This study was conducted at the Institute of Mental Health Belgrade, Serbia, in 2019 and 2020 in accordance with the Declaration of Helsinki and the Good Clinical Practice guidelines. The study protocol was approved by the Ethics Committee of the Institute of Mental Health School of Medicine, University of Belgrade, Belgrade, Serbia (licence No. 30/26), and patients gave informed written consent.
Patients with epilepsy aged 18–70 years were recruited consecutively during their regular appointments at the Department of Epilepsy and Clinical Neurophysiology of the Institute of Mental Health in Belgrade. The diagnosis and type of epilepsy were established by a neurologist (M.M.) [35,36] based on seizure semiology, neurological examination, and video-electroencephalography (V-EEG). Of the final sample of 67 patients with epilepsy, 24 had idiopathic generalised epilepsy, and 43 had focal epilepsy. Based on more than six months of monotherapy with anti-seizure medications (lamotrigine, carbamazepine, and valproate), three groups were formed with 22 and 23 epilepsy patients of both sexes and different ages (Table 1). In the semi-structured interview, each patient’s demographic and clinical characteristics, the dosage and administration regimen of the seizure medication, concomitant diseases, and drug therapy were recorded. Patients were initially categorised into three ranges for each antiepileptic drug according to the daily dosage (lamotrigine group: <100 mg, 100–200 mg, and >200 mg per day; valproate group: <500 mg, 500–1000 mg, and >1000 mg per day; carbamazepine <400 mg, 400–800 mg, and >800 mg per day). As there were no significant differences in the measured parameters due to daily dosing, they were further summarised as one group for each anti-seizure medication. An exclusion criterion was the presence of a severe concomitant disease that required the concomitant use of other medications. The concomitant diseases of the patients studied ranged from hypovitaminosis D, hypertension, and hyperlipidaemia to fibrillatio atriorum, chorioretinitis focalis, and posthysterectomy. Other medications besides anti-seizure medications included vitamin D, captopril, propafenone, acetylsalicylic acid, and hydrochlorothiazide. The control group consisted of drug-free epilepsy patients before the start of seizure therapy (to compare the results obtained). Comorbidities in the control group mainly included headaches and, in one case, diabetes.

4.2. Blood Sampling Collection, Isolation and Haemolysis of Erythrocytes

Venous blood (approximately 5 mL) was obtained after overnight fasting (10–12 h) and stored directly in vacutainers coated with an anticoagulant film (EDTA, 1 g/L).

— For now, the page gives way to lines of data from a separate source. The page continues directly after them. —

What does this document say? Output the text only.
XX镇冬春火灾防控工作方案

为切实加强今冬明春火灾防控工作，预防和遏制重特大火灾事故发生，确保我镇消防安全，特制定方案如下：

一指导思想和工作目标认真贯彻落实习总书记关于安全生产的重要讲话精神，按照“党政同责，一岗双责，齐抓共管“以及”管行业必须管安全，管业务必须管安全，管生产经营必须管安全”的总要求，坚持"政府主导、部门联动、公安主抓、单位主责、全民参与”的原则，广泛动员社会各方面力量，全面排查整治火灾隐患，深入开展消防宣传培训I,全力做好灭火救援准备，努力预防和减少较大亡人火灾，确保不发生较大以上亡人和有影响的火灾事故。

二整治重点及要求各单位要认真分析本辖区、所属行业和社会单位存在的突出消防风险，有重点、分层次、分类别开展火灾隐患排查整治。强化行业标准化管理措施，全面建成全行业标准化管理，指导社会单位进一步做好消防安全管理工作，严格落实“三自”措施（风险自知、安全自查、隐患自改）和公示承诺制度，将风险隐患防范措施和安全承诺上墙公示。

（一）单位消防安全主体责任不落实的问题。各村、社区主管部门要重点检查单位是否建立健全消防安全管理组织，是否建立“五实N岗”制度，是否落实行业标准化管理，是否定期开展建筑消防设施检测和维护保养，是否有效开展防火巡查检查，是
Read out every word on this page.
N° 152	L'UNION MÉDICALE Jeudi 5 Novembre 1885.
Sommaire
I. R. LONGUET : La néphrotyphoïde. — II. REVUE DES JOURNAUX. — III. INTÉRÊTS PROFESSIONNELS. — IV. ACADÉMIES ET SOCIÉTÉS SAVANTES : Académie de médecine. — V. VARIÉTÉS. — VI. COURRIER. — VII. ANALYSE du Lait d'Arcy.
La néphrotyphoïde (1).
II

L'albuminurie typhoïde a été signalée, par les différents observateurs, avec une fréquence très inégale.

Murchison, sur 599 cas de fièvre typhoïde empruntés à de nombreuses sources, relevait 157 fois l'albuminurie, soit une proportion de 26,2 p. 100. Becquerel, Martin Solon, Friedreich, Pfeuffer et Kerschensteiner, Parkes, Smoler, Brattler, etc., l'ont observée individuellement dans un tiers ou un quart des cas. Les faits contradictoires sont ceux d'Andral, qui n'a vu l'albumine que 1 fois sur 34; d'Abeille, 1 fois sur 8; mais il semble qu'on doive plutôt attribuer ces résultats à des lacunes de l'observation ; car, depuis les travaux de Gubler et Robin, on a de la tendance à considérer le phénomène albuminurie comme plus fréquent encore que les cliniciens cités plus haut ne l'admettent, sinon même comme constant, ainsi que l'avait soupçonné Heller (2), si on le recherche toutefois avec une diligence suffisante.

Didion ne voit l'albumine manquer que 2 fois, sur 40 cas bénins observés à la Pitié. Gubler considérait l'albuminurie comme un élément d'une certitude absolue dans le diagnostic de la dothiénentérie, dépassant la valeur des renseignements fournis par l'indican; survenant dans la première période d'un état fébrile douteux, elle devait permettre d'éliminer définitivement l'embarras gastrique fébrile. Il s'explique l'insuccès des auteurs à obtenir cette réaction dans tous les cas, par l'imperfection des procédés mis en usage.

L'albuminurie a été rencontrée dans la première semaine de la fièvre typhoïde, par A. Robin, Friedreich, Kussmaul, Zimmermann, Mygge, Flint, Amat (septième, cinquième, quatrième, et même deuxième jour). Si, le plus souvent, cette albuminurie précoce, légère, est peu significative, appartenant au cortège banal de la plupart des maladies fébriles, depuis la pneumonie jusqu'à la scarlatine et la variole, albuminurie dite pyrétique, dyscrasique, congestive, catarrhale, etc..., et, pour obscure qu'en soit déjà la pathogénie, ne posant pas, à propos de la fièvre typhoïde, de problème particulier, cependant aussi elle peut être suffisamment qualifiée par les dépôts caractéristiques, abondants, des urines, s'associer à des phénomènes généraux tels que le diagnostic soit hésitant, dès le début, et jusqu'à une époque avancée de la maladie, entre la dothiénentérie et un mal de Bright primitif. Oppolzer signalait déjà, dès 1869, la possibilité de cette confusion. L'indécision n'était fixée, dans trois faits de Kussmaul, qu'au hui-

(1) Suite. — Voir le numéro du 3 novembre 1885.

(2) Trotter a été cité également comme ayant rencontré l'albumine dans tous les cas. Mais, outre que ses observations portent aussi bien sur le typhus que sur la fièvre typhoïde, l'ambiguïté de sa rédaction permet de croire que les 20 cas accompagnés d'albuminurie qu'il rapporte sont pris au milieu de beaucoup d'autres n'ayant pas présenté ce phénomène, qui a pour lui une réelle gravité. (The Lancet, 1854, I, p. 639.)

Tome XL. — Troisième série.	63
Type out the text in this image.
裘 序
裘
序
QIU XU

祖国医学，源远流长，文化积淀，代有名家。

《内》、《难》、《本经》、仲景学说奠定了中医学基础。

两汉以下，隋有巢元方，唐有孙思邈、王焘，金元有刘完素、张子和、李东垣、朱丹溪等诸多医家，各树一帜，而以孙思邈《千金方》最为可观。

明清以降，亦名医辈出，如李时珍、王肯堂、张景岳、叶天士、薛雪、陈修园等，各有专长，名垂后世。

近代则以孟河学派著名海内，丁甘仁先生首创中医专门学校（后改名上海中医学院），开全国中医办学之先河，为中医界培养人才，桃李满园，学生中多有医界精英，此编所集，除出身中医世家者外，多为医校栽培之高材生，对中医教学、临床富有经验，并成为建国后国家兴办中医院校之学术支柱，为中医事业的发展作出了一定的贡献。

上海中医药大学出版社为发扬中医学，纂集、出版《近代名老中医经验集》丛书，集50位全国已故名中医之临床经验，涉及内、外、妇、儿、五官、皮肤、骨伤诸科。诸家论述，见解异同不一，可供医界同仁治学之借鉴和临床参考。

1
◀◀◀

Within 48 h after sampling, the whole blood sample was processed. The erythrocytes were settled from the blood via centrifugation at 3000× g for 10 min. The plasma in the supernatant was separated and stored in the freezer. The intermediate layer was discarded, and the erythrocytes were washed three times with five volumes of saline (0.9% NaCl) and separated via centrifugation, as described above. Erythrocyte hemolysis was performed by adding 3 mL of ice-cold MiliQ water to 0.5 mL of washed erythrocytes, followed by mixing. The obtained haemolysates were stored in the freezer until use (maximum seven days).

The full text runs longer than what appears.